His creativity and drive for artistic perfection seemed to have led to a whole host of troubles, which, all too often, have been glazed over to create a more wholesome and whitewashed version of the man.
He was enraged after being stripped of creative control following “The General.” His later contract with MGM was a disaster. And his divorce from wife Natalie Talmadge led him to a place of nihilistic despair characterized by life-threatening alcoholism.
Keaton would eventually be institutionalized, where legend has it he escaped a straitjacket thanks to a trick learned from Houdini.
In 1933, he married his nurse, Mae Scriven, during an alcohol binge, and afterward claimed to remember absolutely nothing.
And perhaps strangest of all, he began collecting Saint Bernard dogs, all of which, inexplicably, were named Elmer.
DESPITE OR more likely due to all his eccentricities, Keaton would nonetheless emerge triumphant after a period of agonizing loss, even if he never returned to his former level of stardom.
And by accident of his birth, his legacy is ours to claim in Woodson and Allen counties, if we are brave enough to embrace his strangeness.
Certainly we can watch Keaton’s films, even hold festivals in his name, though to me the most interesting question is, once we’ve done so, how does this transform standing on the edge of Piqua? How does memory change the place?
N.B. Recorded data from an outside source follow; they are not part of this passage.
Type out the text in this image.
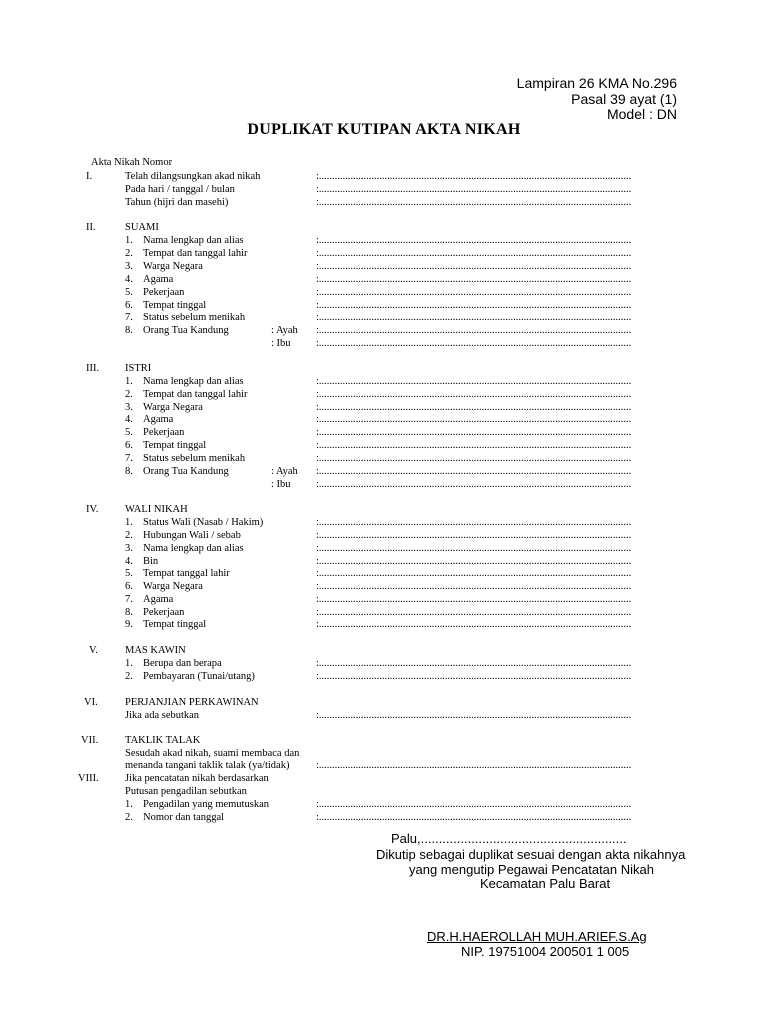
Lampiran 26 KMA No.296
Pasal 39 ayat (1)
Model : DN
DUPLIKAT KUTIPAN AKTA NIKAH
Akta Nikah Nomor
I.	Telah dilangsungkan akad nikah	:.......................................................................................................................
Pada hari / tanggal / bulan	:.......................................................................................................................
Tahun (hijri dan masehi)	:.......................................................................................................................
II.	SUAMI
1. Nama lengkap dan alias	:.......................................................................................................................
2. Tempat dan tanggal lahir	:.......................................................................................................................
3. Warga Negara	:.......................................................................................................................
4. Agama	:.......................................................................................................................
5. Pekerjaan	:.......................................................................................................................
6. Tempat tinggal	:.......................................................................................................................
7. Status sebelum menikah	:.......................................................................................................................
8. Orang Tua Kandung	: Ayah :.......................................................................................................................
: Ibu :.......................................................................................................................
III. ISTRI
1. Nama lengkap dan alias	:.......................................................................................................................
2. Tempat dan tanggal lahir	:.......................................................................................................................
3. Warga Negara	:.......................................................................................................................
4. Agama	:.......................................................................................................................
5. Pekerjaan	:.......................................................................................................................
6. Tempat tinggal	:.......................................................................................................................
7. Status sebelum menikah	:.......................................................................................................................
8. Orang Tua Kandung	: Ayah :.......................................................................................................................
: Ibu :.......................................................................................................................
IV.	WALI NIKAH
1. Status Wali (Nasab / Hakim)	:.......................................................................................................................
2. Hubungan Wali / sebab	:.......................................................................................................................
3. Nama lengkap dan alias	:.......................................................................................................................
4. Bin	:.......................................................................................................................
5. Tempat tanggal lahir	:.......................................................................................................................
6. Warga Negara	:.......................................................................................................................
7. Agama	:.......................................................................................................................
8. Pekerjaan	:.......................................................................................................................
9. Tempat tinggal	:.......................................................................................................................
V.	MAS KAWIN
1. Berupa dan berapa	:.......................................................................................................................
2. Pembayaran (Tunai/utang)	:.......................................................................................................................
VI.	PERJANJIAN PERKAWINAN
Jika ada sebutkan	:.......................................................................................................................
VII.	TAKLIK TALAK
Sesudah akad nikah, suami membaca dan
menanda tangani taklik talak (ya/tidak)	:.......................................................................................................................
VIII.	Jika pencatatan nikah berdasarkan
Putusan pengadilan sebutkan
1. Pengadilan yang memutuskan	:.......................................................................................................................
2. Nomor dan tanggal	:.......................................................................................................................
Palu,.........................................................
Dikutip sebagai duplikat sesuai dengan akta nikahnya
yang mengutip Pegawai Pencatatan Nikah
Kecamatan Palu Barat
DR.H.HAEROLLAH MUH.ARIEF.S.Ag
NIP. 19751004 200501 1 005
If Keaton entered the world there, does that spot retroactively bear a haunting trace of his specter or his work or its influence?
Does the land vibrate with some strange frequency at the junction where Keaton tore his way into a world to which he never quite seemed to belong?
AS VEHICLES tore by along Highway 54 near the Piqua Co-op silos, I stood near the place where Keaton was born and simply listened.
The winter wind was still and the sky snowy white.
Though buried in the Hollywood Hills hundreds of miles away, did Joseph Frank maintain any power in this place?
Were his two stars on the Boulevard shining?
Not that one could ever glean such a thing from the immortal clown with the immovable face.